26.Bölüm "Sevgilim."

134 6 0
                                    

Bölüm Şarkısı: Beni Yak Kendini Yak...

İyi Okumalar...

DÜNYA MARAL...

"Seni seviyorum." 

Söylediğine karşılık veremeden anın şokuyla sadece ona bakıyordum. Gözleri bu zamana kadar en şefkatli haliyle bakıyordu. Sesi bu zamana kadar ki en yumuşak tonundaydı. 

Elimi yanağına koyup konuştum. 

"Bunu duymak hoşuma gitti. Daha sık söyle." Bakışları yoğunlaştı ve gözlerimin içine bakarak tekrar söyledi.

"Seni seviyorum."  Sanki az önce söylememiş gibi hızlanan kalbimle beraber bu sefer karşılık verdim. 

"Seni seviyorum , hem de çok." Yanağımdaki elimi dudağına götürerek öptü ve beni kendisine çekti. Kollarımı hemen ona sarıp burnumu boynuna yasladım. 

"Seninle bu bankta ilk oturduğumuz zamanı hatırlıyorum ve sonra bugün ile kıyaslıyorum. Hiç hayal etmezdim bu şekilde olacağımızı ." dedim ve geri çekildim. Gözlerinin içine bakarak cevabını bekledim.

"Ne şekilde ? " diye sorduğunda gülümseyerek  "İstediğimde sarılıyorum, istediğimde öpüyorum, bana gülümsüyorsun, beni gülümsetiyorsun. Değer veriyorum ve verdiğim değere karşılık alıyorum. Yani Özgür, seninle yapmak istediğim her şeyi yapabiliyorum. " dedim.

"Peki şu an benimle ne yapmak istiyorsun ? Evlen de evlenelim kızım !" diye hiddetle bağırdığında kahkaham onun sesini aşmıştı. "Sakin ol sevgilim sakin. " dedikten sonra söylediğim sözcüğün şaşkınlığıyla donmuştu. Bu şaşkın halinden yararlanıp ona doğru yaklaştım ve yavaşça dudağından öptüm. 

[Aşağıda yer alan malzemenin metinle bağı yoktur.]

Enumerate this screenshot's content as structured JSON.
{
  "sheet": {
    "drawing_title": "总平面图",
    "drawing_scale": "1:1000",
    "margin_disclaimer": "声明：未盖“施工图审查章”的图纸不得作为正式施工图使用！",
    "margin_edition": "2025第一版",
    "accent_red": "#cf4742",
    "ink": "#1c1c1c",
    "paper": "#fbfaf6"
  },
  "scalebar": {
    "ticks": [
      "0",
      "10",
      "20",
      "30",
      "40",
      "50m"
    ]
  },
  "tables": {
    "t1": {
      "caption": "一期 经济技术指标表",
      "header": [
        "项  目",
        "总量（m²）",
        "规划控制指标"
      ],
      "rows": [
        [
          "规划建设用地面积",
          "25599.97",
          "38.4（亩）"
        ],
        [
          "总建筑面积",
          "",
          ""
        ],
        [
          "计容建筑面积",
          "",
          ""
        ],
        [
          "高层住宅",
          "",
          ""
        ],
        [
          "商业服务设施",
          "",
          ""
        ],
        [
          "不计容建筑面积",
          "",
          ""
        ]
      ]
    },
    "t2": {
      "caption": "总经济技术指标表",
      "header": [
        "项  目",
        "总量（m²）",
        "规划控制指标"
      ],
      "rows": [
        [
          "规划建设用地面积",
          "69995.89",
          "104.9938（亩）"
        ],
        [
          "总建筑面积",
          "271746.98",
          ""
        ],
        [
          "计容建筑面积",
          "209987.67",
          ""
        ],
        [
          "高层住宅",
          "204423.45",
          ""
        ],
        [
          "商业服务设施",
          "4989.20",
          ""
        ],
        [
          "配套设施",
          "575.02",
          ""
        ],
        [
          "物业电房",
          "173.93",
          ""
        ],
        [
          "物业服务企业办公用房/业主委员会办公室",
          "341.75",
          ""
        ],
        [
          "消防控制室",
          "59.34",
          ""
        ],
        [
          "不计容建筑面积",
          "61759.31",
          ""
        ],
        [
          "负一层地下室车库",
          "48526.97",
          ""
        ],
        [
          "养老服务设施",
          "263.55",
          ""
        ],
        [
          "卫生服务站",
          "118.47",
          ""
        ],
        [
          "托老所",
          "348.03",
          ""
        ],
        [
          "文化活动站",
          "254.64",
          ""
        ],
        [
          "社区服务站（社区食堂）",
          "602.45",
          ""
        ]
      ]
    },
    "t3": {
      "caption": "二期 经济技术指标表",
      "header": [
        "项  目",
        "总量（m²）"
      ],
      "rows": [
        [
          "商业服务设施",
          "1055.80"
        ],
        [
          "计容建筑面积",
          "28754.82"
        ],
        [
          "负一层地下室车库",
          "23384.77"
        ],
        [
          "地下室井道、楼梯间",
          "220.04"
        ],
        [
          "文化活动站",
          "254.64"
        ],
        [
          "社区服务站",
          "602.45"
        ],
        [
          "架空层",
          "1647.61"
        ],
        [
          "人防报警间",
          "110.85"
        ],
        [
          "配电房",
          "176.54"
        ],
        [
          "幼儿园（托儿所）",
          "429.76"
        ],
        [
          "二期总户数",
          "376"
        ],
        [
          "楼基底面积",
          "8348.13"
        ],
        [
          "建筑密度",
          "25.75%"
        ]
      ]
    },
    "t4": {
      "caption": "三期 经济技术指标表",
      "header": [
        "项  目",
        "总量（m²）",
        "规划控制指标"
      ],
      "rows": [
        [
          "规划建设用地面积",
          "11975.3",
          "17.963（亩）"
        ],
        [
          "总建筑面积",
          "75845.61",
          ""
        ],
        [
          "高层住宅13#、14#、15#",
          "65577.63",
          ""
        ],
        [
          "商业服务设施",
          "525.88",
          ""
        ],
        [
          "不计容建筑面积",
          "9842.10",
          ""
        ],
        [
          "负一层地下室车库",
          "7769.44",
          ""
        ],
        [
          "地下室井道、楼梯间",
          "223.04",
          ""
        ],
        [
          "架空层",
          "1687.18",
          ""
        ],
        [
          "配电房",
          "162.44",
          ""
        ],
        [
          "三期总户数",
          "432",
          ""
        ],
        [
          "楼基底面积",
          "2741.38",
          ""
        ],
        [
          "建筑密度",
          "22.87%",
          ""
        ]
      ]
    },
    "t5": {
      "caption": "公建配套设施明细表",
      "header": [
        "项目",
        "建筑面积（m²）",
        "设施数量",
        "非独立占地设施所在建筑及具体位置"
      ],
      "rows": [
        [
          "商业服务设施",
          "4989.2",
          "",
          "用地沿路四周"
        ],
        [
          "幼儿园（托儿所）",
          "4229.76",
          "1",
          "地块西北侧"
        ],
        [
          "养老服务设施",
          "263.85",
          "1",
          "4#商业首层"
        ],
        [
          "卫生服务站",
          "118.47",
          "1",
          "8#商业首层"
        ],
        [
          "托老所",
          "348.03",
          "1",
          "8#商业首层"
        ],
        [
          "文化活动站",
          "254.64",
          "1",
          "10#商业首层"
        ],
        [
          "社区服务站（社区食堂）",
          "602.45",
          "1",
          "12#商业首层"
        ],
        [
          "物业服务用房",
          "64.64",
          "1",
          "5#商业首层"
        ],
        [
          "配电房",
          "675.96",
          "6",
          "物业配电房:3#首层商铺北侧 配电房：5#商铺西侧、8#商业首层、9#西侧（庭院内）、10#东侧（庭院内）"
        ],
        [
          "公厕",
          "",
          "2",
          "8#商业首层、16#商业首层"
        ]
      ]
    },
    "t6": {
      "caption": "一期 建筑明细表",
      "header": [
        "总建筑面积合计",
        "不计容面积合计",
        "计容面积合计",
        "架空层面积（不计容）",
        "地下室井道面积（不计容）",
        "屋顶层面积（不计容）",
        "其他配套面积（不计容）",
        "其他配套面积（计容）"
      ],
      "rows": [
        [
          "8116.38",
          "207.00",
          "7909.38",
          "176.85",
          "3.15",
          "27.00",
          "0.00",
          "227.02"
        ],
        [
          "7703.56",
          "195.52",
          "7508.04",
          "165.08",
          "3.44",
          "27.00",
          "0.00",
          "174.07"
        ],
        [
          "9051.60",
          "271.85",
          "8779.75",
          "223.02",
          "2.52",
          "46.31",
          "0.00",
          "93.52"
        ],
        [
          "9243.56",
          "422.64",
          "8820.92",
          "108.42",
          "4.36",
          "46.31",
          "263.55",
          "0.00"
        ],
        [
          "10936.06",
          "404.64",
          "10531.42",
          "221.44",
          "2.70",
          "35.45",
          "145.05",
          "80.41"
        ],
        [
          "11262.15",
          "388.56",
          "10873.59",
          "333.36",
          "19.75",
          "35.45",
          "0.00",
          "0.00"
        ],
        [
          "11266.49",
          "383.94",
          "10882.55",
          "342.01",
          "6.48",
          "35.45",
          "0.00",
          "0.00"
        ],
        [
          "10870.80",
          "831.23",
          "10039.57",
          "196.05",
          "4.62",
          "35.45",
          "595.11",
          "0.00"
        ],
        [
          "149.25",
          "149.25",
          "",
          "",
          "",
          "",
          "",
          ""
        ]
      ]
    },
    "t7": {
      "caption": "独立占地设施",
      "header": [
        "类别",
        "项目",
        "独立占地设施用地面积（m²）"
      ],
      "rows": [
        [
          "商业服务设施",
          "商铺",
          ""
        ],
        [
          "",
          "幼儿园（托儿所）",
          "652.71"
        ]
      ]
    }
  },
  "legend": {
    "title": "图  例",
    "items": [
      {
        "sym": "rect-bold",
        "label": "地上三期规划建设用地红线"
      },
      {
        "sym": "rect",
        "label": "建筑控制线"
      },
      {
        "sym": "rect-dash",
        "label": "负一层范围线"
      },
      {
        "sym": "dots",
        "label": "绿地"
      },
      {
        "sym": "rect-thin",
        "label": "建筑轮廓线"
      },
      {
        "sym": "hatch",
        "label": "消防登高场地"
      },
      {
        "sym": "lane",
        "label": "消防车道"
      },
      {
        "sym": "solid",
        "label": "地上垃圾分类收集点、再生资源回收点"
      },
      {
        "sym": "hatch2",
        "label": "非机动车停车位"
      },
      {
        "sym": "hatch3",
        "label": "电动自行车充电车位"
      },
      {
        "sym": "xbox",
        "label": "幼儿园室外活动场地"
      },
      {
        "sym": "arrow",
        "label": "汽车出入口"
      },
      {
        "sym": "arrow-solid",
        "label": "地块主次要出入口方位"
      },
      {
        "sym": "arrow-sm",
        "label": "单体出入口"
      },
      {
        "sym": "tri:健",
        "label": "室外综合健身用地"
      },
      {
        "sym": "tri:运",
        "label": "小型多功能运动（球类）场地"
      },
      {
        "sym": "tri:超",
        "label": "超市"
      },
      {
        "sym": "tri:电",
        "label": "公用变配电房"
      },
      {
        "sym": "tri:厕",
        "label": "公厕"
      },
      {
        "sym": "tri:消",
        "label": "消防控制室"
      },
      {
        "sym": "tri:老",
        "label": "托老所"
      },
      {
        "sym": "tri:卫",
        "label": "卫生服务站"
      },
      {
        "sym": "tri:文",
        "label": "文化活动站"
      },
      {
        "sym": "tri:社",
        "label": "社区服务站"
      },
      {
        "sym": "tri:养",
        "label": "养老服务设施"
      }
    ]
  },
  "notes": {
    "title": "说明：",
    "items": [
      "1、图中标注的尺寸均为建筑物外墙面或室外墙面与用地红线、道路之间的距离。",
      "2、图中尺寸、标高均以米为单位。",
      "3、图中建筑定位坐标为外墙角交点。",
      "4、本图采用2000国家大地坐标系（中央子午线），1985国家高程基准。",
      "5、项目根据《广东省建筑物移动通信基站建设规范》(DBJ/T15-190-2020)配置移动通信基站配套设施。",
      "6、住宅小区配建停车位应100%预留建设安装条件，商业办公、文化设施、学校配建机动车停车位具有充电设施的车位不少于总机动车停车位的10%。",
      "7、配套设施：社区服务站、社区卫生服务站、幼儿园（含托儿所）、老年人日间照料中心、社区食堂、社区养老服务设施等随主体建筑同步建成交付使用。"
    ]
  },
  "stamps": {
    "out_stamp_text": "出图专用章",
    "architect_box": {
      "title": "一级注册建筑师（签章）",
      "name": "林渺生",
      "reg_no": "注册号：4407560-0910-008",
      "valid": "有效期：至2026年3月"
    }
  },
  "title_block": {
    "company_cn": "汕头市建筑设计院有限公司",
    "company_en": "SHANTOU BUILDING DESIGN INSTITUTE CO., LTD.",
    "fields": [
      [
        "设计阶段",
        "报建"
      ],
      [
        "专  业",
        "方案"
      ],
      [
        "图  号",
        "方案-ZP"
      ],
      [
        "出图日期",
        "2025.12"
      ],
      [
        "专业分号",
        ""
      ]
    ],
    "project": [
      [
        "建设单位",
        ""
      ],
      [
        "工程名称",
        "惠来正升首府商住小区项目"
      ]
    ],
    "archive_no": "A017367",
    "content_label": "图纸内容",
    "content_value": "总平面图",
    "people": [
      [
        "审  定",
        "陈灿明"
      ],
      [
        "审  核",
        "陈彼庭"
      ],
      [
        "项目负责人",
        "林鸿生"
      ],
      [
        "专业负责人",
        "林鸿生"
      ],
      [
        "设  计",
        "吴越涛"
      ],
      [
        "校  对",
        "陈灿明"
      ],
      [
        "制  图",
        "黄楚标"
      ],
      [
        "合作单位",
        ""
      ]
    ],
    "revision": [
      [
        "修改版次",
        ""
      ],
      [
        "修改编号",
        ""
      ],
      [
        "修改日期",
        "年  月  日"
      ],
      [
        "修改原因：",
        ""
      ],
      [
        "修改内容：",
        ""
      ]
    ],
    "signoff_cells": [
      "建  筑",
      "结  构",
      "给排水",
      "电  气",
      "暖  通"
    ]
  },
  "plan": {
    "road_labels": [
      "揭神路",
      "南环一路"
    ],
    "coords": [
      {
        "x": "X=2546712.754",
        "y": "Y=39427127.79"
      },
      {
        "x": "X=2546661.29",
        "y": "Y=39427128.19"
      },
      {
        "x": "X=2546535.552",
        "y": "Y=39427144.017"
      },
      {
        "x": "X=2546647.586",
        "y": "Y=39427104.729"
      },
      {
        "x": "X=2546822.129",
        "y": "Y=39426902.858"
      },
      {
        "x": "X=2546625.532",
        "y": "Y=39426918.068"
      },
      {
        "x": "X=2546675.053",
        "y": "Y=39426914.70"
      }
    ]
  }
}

Geri çekildiğimde etkileyici bir ses tonuyla konuştu. "Maral, kalbime çok iyi geliyorsun." Söylediği cümle beni ne kadar etkilese de her söylediğiyle utanıp sıkılmak istemiyordum ve bu yüzden alaylı bir cevap verim ayağa kalktım. "Herkes öyle der canım." 

Anında o da kalktı ve "Herkes derken kim herkes ? Kimin kalbine iyi geliyormuşsun sen ? Başlatmasınlar kalplerine." diye söylendiğinde yanaklarını sıkıp  "Ben daha çok benim kalbime iyi gelenle ilgileniyorum." dedim ve havalı bir şekilde yürümeye başladım.

Fakat yerdeki demire takıp hafif sendelediğimde pekte havalı olmadığımı anlamıştım. Sakarlık mı ? Eşittir Dünya. 

Özgür'ün gülüşünü işittiğimde hızla arkamı döndüm ve yanına gittim. "Bir daha sakın ben seni görmezken gülümseme. Gülümseyeceksen bana sakla." 

Kaşlarını kaldırıp muzipçe baktı ve "Zaten sadece seninleyken gülümseyebiliyorum güzelim." 

Ah! Bu çocuk gerçekten benim kalbime zarardı. Elimi kalbime koyup hızını kontrol ederken sessizce fısıldadım. "Çok etkilendim. Bu yüzden bir yemeği hak ettin." deyip elini tuttum ve sürekli gittiğim seyyar köfteciye doğru ilerletmeye başladım. Elimi tutup beni kendine çekti ve kolunu omzuma attı. Geri kalan yolu böyle ilerlerken aklımdaki tek şey Özgür'ü çok sevdiğimdi. 

Seyyar köftecinin olduğu yere geldiğimiz gibi bir yere oturup "Abicim bize iki tam köfte iki de ayran." deyip Özgür'e döndüm tekrar. Bakışları çok güzeldi. Artık aramızda bir belirsizlik de olmadığından mutuydum. Hem de çok mutluydum hiç olmadığım kadar. 

Biz bakışırken çoktan köftelerimiz gelmişti bile. Yemeye başladık. Bitirdiğimizde o kadar çok doymuştum ki nefes alamıyordum. 

"Doydun mu?" Sorusuna cevap olarak başımı salladım ve sesli olarak da cevapladım. " Hem de çok doydum. Nefes dahi alamıyorum."